11. Quase Famosos (Almost Famous, Cameron Crowe, 2000) – Tiny Dancer (cantada pelo elenco)
Cheguei a pensar se poderia colocar essa aqui na lista, já que em boa parte ela traz a música original, na voz de Elton John. Mas quando o elenco começa a cantar, logo suas vozes se sobrepõem à do gênio Elton, tornando a cena original o suficiente para participar. Bom, um clássico da música moderna que quebra o gelo e reconstrói a harmonia de um grupo em crise já é bom o bastante, em termos de significado. E ainda tem a Kate Hudson, no auge de sua beleza de cabelos cacheados.
10. Casablanca (idem, Michael Curtiz, 1942) – As Time Goes By (cantada por Dooley Wilson)

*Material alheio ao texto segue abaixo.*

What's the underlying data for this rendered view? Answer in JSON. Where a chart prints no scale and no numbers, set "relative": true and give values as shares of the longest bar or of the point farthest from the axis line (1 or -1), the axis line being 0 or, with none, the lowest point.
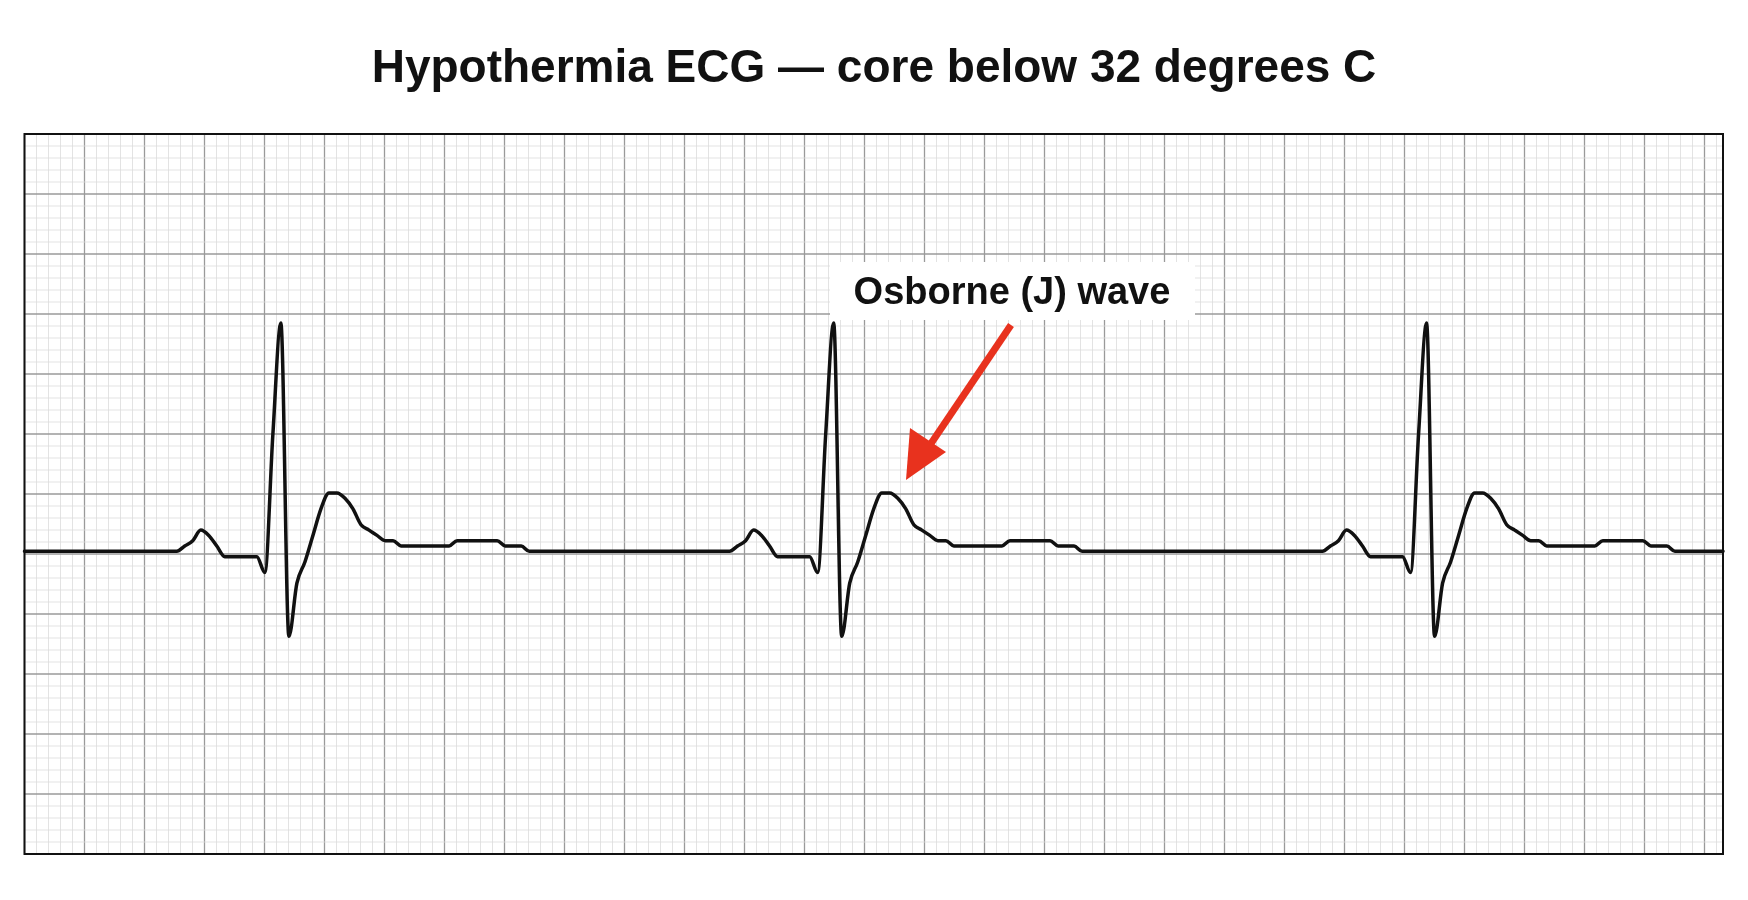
{
  "chart_data": {
    "type": "line",
    "title": "Hypothermia ECG — core below 32 degrees C",
    "relative": true,
    "grid": true,
    "color": "#111111",
    "annotations": [
      "Osborne (J) wave"
    ],
    "categories": [
      null,
      null,
      null,
      null,
      null,
      null,
      null,
      null,
      null,
      null,
      null,
      null,
      null,
      null,
      null,
      null,
      null,
      null,
      null,
      null,
      null,
      null,
      null,
      null,
      null,
      null,
      null,
      null,
      null,
      null,
      null,
      null,
      null,
      null,
      null,
      null,
      null,
      null,
      null,
      null,
      null,
      null,
      null,
      null,
      null,
      null,
      null,
      null,
      null,
      null,
      null,
      null,
      null,
      null,
      null,
      null,
      null,
      null,
      null,
      null,
      null,
      null,
      null,
      null,
      null,
      null,
      null,
      null,
      null,
      null,
      null,
      null,
      null,
      null,
      null,
      null,
      null,
      null,
      null,
      null,
      null,
      null,
      null,
      null,
      null,
      null,
      null,
      null,
      null,
      null,
      null,
      null,
      null,
      null,
      null,
      null,
      null,
      null,
      null,
      null,
      null,
      null,
      null,
      null,
      null,
      null,
      null,
      null,
      null,
      null,
      null,
      null,
      null,
      null,
      null,
      null,
      null,
      null,
      null,
      null,
      null,
      null,
      null,
      null,
      null,
      null,
      null,
      null,
      null,
      null,
      null,
      null,
      null,
      null,
      null,
      null,
      null,
      null,
      null,
      null,
      null,
      null,
      null,
      null,
      null,
      null,
      null,
      null,
      null,
      null,
      null,
      null,
      null,
      null,
      null,
      null,
      null,
      null,
      null,
      null,
      null,
      null,
      null,
      null,
      null,
      null,
      null,
      null,
      null,
      null,
      null,
      null,
      null,
      null,
      null,
      null,
      null,
      null,
      null,
      null,
      null,
      null,
      null,
      null,
      null,
      null,
      null,
      null,
      null,
      null,
      null,
      null,
      null,
      null,
      null,
      null,
      null,
      null,
      null,
      null,
      null,
      null,
      null,
      null,
      null,
      null,
      null,
      null,
      null,
      null,
      null,
      null,
      null
    ],
    "values": [
      0.57,
      0.57,
      0.57,
      0.57,
      0.57,
      0.57,
      0.57,
      0.57,
      0.57,
      0.57,
      0.57,
      0.57,
      0.57,
      0.57,
      0.57,
      0.57,
      0.57,
      0.57,
      0.57,
      0.57,
      0.58,
      0.59,
      0.61,
      0.6,
      0.58,
      0.56,
      0.56,
      0.56,
      0.56,
      0.56,
      0.53,
      0.79,
      1,
      0.41,
      0.51,
      0.55,
      0.6,
      0.65,
      0.68,
      0.68,
      0.67,
      0.65,
      0.62,
      0.61,
      0.6,
      0.59,
      0.59,
      0.58,
      0.58,
      0.58,
      0.58,
      0.58,
      0.58,
      0.58,
      0.59,
      0.59,
      0.59,
      0.59,
      0.59,
      0.59,
      0.58,
      0.58,
      0.58,
      0.57,
      0.57,
      0.57,
      0.57,
      0.57,
      0.57,
      0.57,
      0.57,
      0.57,
      0.57,
      0.57,
      0.57,
      0.57,
      0.57,
      0.57,
      0.57,
      0.57,
      0.57,
      0.57,
      0.57,
      0.57,
      0.57,
      0.57,
      0.57,
      0.57,
      0.57,
      0.58,
      0.59,
      0.61,
      0.6,
      0.58,
      0.56,
      0.56,
      0.56,
      0.56,
      0.56,
      0.53,
      0.79,
      1,
      0.41,
      0.51,
      0.55,
      0.6,
      0.65,
      0.68,
      0.68,
      0.67,
      0.65,
      0.62,
      0.61,
      0.6,
      0.59,
      0.59,
      0.58,
      0.58,
      0.58,
      0.58,
      0.58,
      0.58,
      0.58,
      0.59,
      0.59,
      0.59,
      0.59,
      0.59,
      0.59,
      0.58,
      0.58,
      0.58,
      0.57,
      0.57,
      0.57,
      0.57,
      0.57,
      0.57,
      0.57,
      0.57,
      0.57,
      0.57,
      0.57,
      0.57,
      0.57,
      0.57,
      0.57,
      0.57,
      0.57,
      0.57,
      0.57,
      0.57,
      0.57,
      0.57,
      0.57,
      0.57,
      0.57,
      0.57,
      0.57,
      0.57,
      0.57,
      0.57,
      0.57,
      0.58,
      0.59,
      0.61,
      0.6,
      0.58,
      0.56,
      0.56,
      0.56,
      0.56,
      0.56,
      0.53,
      0.79,
      1,
      0.41,
      0.51,
      0.55,
      0.6,
      0.65,
      0.68,
      0.68,
      0.67,
      0.65,
      0.62,
      0.61,
      0.6,
      0.59,
      0.59,
      0.58,
      0.58,
      0.58,
      0.58,
      0.58,
      0.58,
      0.58,
      0.59,
      0.59,
      0.59,
      0.59,
      0.59,
      0.59,
      0.58,
      0.58,
      0.58,
      0.57,
      0.57,
      0.57,
      0.57,
      0.57,
      0.57,
      0.57
    ]
  }
}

Alguns devem ter pensado “o cara botou a Marseillaise e deixou de lado As Time Goes By, que idiota”. Acontece que não, uma cena clássica como essa não poderia ficar de fora. Afinal, temos uma canção das mais lindas do cinema, em um momento crucial do filme, e como se isso não bastasse, Ingrid Bergman dá um show de sentimento, pedindo que a música seja tocada (em uma das frases mais equivocadamente reproduzidas da história), depois deixando transparecer tudo o que a canção evoca.
09. O Picolino (Top Hat, Mark Sandrich, 1935) – Cheek to Cheek (cantada por Fred Astaire)
Não sei dizer se algum casal no cinema foi mais iluminado do que Fred Astaire e Ginger Rogers. Na tela, eles se complementavam de forma magnífica, tornando melhor o que, neste caso, já seria bom, a linda canção Cheek to Cheek, que descreve a felicidade de dançar coladinho com quem se gosta. E não pare de assistir depois que ele para de cantar e eles ficam só dançando. É das melhores cenas de dança do cinema.
08. Mudança de Hábito (Sister Act, Emile Ardolino, 1992) – I Will Follow Him (cantada por Whoopy Goldberg e o coro das freiras)
Sempre gostei desse filme meigo e otimista lá do começo da década de 1990, época em que os filmes-família tinham força incrível. E a combinação de música sacra com viés pop gera os melhores momentos da obra, primeiro quando as freiras surpreendem a paróquia ao cantar animadamente (e bem) pela primeira vez, e no final, quando se apresentam para o Papa. Então por que essa canção e não a outra? Além do fato de estar ser a última cena, e por consequência onde culmina toda a trajetória pela qual passaram as personagens, o trecho final da apresentação – com os solos vocais da freirinha loira (cuja voz foi dublada), os backing vocals, o crescendo e o último refrão – é muito emocionante.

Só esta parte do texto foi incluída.